While Iowa farmer Miller saw Trump’s brinkmanship with China as a necessary gamble to help American workers, the ethanol waivers smacked to him of favoritism for a wealthy and powerful industry — Big Oil.
“That’s our own country stabbing us in the back,” Miller said. “That’s the president going, the oil companies need to make more than the American farmer. … That was just, ‘I like the oil company better or I’m friends with the oil company more than I’m friends with the farmer.’”
The Environmental Protection Agency last month kept its annual target for the level of corn ethanol that must be blended into the nation’s gasoline supply under the Renewable Fuel Standard at 15 billion gallons (56.78 billion liters) for 2020. That was a deep disappointment to an ethanol industry that wanted a higher target to offset exemptions granted to smaller refiners. Those waivers have cut demand by an estimated 2.6 billion gallons (9.84 billion liters) since Trump took office.
At least 15 ethanol plants already have been shut down or idled since the EPA increased waivers under Trump, and a 16th casualty came Wednesday at the Corn Plus ethanol plant in the south-central Minnesota town of Winnebago. The Renewable Fuels Association says the closures have affected more than 2,500 jobs.
The 31 new waivers issued this month came on top of 54 granted since early 2018, according to the association. While the waivers are intended to reduce hardships on small oil refiners, some beneficiaries include smaller refineries owned by big oil companies.
The administration knows it has a problem. U.S. Agriculture Secretary Sonny Perdue said at a farm policy summit in Decatur, Illinois, on Wednesday that Trump will take action to soften the effects. He would not say what the president might do or when, but said that Trump believes the waivers by his EPA were “way overdone.”

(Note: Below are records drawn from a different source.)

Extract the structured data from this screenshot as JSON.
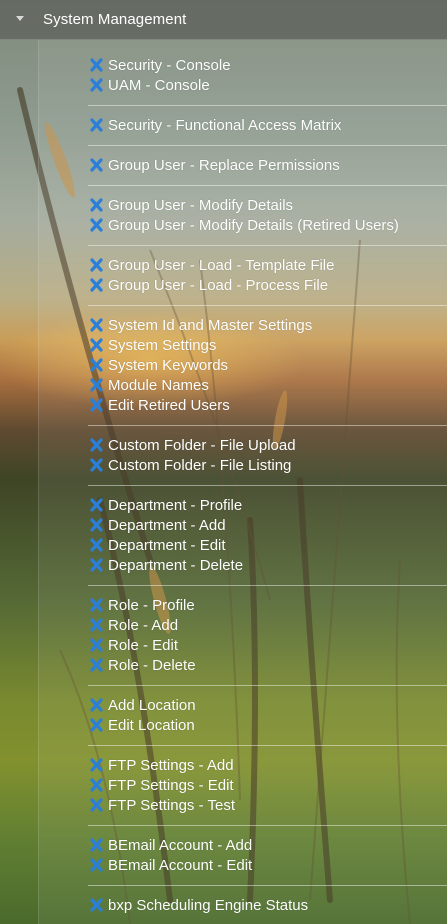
{
  "header": {
    "title": "System Management",
    "expand_icon": "caret-down-icon"
  },
  "item_icon": "remove-x-icon",
  "colors": {
    "icon": "#2a7fd8",
    "text": "#ffffff",
    "header_bg": "#5c605a"
  },
  "groups": [
    {
      "items": [
        "Security - Console",
        "UAM - Console"
      ]
    },
    {
      "items": [
        "Security - Functional Access Matrix"
      ]
    },
    {
      "items": [
        "Group User - Replace Permissions"
      ]
    },
    {
      "items": [
        "Group User - Modify Details",
        "Group User - Modify Details (Retired Users)"
      ]
    },
    {
      "items": [
        "Group User - Load - Template File",
        "Group User - Load - Process File"
      ]
    },
    {
      "items": [
        "System Id and Master Settings",
        "System Settings",
        "System Keywords",
        "Module Names",
        "Edit Retired Users"
      ]
    },
    {
      "items": [
        "Custom Folder - File Upload",
        "Custom Folder - File Listing"
      ]
    },
    {
      "items": [
        "Department - Profile",
        "Department - Add",
        "Department - Edit",
        "Department - Delete"
      ]
    },
    {
      "items": [
        "Role - Profile",
        "Role - Add",
        "Role - Edit",
        "Role - Delete"
      ]
    },
    {
      "items": [
        "Add Location",
        "Edit Location"
      ]
    },
    {
      "items": [
        "FTP Settings - Add",
        "FTP Settings - Edit",
        "FTP Settings - Test"
      ]
    },
    {
      "items": [
        "BEmail Account - Add",
        "BEmail Account - Edit"
      ]
    },
    {
      "items": [
        "bxp Scheduling Engine Status"
      ]
    }
  ]
}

Geoff Cooper, head of the Renewable Fuels Association, said the heads of the EPA and Agriculture Department and key White House officials have been discussing relief, and that his group has been talking with officials involved in those conversations. He said they’ve heard the plan may include reallocating the ethanol demand lost from the exempted smaller refiners to larger refiners that would pick up the slack, but many key details remain unclear, including whether the reallocation would apply in 2020 or be delayed until 2021.